BY DICK RESCH
The White House recently announced a $600-million investment in apprenticeship programs. The Administration hopes to strengthen ties between community colleges and private companies — and equip workers with the skills needed to secure good-paying jobs in growing industries.
This initiative could not come at a better time. Millions of Americans are unemployed. Yet in manufacturing alone, half a million jobs are going unfilled because firms cannot find qualified workers.
That skills gap will only grow as the millions of Baby Boomers staffing our nation’s factories retire.
The feds can’t address our nation’s shortage of skilled labor on their own. Private-sector firms — especially those in manufacturing — must also invest in training the next generation of workers. Indeed, without qualified staff fluent in the technology that runs today’s factories, manufacturers will not be able to survive.
Modern manufacturing is more than pulling levers and navigating forklifts throughout a plant. Consider the workflow of, say, an engineer at a facility making chairs.
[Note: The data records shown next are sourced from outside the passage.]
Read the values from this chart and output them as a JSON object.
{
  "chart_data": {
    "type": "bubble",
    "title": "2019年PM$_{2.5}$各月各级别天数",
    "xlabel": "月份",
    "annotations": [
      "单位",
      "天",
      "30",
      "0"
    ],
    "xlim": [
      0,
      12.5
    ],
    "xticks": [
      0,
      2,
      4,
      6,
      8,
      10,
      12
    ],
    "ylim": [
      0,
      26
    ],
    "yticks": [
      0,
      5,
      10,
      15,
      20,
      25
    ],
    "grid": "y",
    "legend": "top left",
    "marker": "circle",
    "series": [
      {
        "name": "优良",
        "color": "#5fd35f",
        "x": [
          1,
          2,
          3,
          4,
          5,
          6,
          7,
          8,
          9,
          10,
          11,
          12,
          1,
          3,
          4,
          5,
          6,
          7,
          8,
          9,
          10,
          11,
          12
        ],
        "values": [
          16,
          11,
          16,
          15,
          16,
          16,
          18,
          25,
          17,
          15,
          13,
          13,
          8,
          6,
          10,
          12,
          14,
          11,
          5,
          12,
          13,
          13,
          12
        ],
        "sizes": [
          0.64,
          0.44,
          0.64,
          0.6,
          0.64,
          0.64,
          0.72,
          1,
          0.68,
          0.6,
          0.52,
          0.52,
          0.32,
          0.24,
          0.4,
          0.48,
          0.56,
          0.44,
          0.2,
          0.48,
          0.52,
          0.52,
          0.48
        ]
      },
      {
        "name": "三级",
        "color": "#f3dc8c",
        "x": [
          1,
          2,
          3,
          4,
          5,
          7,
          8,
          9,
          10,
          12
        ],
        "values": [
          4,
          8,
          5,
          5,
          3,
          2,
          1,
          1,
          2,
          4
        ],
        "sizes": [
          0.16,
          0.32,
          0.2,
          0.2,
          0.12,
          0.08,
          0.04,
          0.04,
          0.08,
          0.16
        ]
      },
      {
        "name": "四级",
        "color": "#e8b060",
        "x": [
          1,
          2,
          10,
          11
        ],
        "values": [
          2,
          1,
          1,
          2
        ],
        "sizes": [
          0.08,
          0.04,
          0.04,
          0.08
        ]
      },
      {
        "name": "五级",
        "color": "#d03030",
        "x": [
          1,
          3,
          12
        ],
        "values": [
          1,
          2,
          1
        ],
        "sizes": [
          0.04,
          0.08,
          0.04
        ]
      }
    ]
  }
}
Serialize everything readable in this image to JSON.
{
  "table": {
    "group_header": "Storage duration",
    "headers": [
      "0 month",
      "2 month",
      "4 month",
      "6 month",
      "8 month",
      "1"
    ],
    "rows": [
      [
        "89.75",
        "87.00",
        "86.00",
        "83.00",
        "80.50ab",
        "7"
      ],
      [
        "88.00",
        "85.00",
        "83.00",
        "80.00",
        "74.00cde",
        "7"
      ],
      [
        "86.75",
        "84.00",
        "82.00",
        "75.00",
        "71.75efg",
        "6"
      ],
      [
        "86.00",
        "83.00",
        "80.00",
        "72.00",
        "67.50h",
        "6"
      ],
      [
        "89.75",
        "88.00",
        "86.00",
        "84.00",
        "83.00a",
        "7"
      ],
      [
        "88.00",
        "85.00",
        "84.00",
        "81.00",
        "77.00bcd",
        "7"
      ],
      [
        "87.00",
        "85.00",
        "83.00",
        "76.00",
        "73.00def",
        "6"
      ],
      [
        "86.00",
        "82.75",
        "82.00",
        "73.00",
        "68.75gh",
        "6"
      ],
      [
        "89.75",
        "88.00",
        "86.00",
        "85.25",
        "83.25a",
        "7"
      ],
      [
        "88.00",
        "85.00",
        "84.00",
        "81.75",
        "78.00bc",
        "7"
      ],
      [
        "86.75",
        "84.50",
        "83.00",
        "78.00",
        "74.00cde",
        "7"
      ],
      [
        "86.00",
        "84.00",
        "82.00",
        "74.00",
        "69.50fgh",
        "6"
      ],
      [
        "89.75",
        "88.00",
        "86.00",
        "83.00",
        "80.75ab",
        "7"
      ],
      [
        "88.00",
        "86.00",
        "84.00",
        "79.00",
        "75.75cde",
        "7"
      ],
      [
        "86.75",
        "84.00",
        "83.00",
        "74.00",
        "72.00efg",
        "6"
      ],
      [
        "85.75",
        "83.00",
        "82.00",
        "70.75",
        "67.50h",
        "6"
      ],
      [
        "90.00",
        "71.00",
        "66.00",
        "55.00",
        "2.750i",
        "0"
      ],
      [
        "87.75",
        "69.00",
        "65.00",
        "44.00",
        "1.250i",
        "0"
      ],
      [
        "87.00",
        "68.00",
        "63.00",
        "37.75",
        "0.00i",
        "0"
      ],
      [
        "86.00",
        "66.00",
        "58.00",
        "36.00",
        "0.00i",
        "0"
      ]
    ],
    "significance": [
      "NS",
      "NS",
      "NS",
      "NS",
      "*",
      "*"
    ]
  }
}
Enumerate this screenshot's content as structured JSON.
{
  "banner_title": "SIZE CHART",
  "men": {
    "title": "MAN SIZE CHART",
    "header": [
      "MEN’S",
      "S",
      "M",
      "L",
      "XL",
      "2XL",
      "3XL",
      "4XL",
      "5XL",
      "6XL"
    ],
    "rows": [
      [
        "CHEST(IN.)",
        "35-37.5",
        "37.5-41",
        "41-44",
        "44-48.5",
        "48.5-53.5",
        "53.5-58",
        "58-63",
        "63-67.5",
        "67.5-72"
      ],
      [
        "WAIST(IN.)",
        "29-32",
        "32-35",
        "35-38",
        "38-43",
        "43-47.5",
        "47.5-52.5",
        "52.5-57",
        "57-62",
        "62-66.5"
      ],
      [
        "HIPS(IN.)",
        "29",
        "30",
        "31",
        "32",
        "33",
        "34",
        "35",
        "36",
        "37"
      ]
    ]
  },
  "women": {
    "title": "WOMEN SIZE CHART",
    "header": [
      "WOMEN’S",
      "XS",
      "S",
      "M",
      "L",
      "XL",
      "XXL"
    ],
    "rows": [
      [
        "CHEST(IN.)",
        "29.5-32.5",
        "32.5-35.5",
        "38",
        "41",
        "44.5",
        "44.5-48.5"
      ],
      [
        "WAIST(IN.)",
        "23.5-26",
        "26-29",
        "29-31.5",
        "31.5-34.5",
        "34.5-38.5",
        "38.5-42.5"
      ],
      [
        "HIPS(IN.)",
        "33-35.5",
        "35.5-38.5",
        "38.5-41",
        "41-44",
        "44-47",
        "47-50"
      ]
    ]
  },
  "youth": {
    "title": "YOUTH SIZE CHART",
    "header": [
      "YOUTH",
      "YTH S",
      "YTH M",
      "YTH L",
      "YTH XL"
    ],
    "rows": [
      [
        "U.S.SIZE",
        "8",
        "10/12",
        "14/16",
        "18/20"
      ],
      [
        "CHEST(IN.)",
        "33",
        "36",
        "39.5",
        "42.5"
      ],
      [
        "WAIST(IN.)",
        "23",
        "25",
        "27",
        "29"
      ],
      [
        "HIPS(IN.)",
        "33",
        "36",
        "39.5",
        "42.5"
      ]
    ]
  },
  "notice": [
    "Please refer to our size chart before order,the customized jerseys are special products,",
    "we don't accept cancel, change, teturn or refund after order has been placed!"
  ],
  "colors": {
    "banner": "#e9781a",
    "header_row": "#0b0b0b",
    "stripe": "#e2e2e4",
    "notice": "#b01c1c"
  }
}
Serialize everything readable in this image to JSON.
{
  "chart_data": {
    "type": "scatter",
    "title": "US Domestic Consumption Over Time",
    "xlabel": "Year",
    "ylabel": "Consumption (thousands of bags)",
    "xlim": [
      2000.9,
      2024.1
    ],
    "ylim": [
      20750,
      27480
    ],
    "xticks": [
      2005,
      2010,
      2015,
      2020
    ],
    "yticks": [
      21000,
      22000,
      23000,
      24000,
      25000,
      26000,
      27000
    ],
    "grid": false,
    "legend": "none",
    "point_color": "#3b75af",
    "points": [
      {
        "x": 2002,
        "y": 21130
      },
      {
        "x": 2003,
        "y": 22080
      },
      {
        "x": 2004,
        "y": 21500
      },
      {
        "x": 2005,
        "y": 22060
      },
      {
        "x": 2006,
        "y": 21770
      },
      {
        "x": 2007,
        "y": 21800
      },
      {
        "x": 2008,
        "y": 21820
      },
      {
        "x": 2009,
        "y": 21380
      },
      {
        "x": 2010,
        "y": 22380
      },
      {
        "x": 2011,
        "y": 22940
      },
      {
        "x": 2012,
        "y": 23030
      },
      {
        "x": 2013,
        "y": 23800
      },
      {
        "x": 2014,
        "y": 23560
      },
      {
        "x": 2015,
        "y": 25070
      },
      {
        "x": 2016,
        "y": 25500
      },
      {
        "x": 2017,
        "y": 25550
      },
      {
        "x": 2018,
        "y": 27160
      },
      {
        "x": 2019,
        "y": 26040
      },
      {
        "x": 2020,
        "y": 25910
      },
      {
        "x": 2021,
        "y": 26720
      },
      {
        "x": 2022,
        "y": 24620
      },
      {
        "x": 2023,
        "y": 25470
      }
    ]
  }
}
In response to a new order, he’ll first use advanced mathematics to calculate the amount of steel that needs to be fed into the presser. He’ll have to choose the right combination of about half a dozen sheet types, each with a different weight, length, and thickness. Then he’ll operate, monitor, and perhaps fix the quarter-million-dollar machine that assembles the chairs. Even a minor mistake can yield major damage — and massive repair expenses.
Obviously, this requires an aptitude for mathematics and technology. Ironically, many folks with advanced college degrees would be lost in his place. For dozens of other skilled trade positions, including electromechanical maintenance specialists, injection molding technicians, and hand welders, the typical workday is similarly challenging.
These workers are rewarded for their efforts and their aptitude. A skilled machinist makes about $60,000 a year. Master welders can take home upwards of $200,000 annually.
With the potential for such high pay, why the dearth of skilled manufacturing staff? In part, it’s because aspiring workers don’t have the opportunity to develop the skills that lead to those lofty paychecks.
Vocational programs have been dying in schools. Between 1987 and 2010, the share of students enrolled in at least one technical education course in California dropped from 75 percent to just 29 percent. The Los Angeles unified school district has eliminated 90 percent of its shop classes.
Employers used to be able to bring inexperienced hires up to speed with on-the-job training. But as manufacturing has become more technologically sophisticated, the training needed to master a trade has grown too expensive and time-consuming for private industry to provide it.
Fortunately, many manufacturers, technical schools, and local and state governments have teamed up to help narrow the skills gap.
In Wisconsin, state leaders have included over $100 million for worker training in the 2013-15 budget. The Wisconsin Youth Apprenticeship initiative has already enrolled more than 1,200 high school students. Another 500 will soon join them, thanks to legislation signed late last year by Governor Scott Walker.
Meanwhile, many of Wisconsin’s 9,400 manufacturers have partnered with secondary and post-secondary schools to offer hands-on apprenticeship programs. As part of an effort led by the Northeast Wisconsin (NEW) Manufacturing Alliance, my company, Green Bay-based KI Furniture, has brought in over 1,000 local students for plant tours and internships.
Wisconsin’s manufacturing industry now contributes about $50 billion to the state’s GDP. Wisconsin’s manufacturers grew at the seventh-best clip in the nation between 2012 and 2013 — adding more than 13,000 jobs in the process.
There’s a common perception that American manufacturing is in decline. Nothing could be further from the truth.
Instead, a shortage of qualified workers is holding American manufacturing back. Our nation’s public- and private-sector leaders must invest in closing that skills gap. If they do, an American industrial renaissance will follow.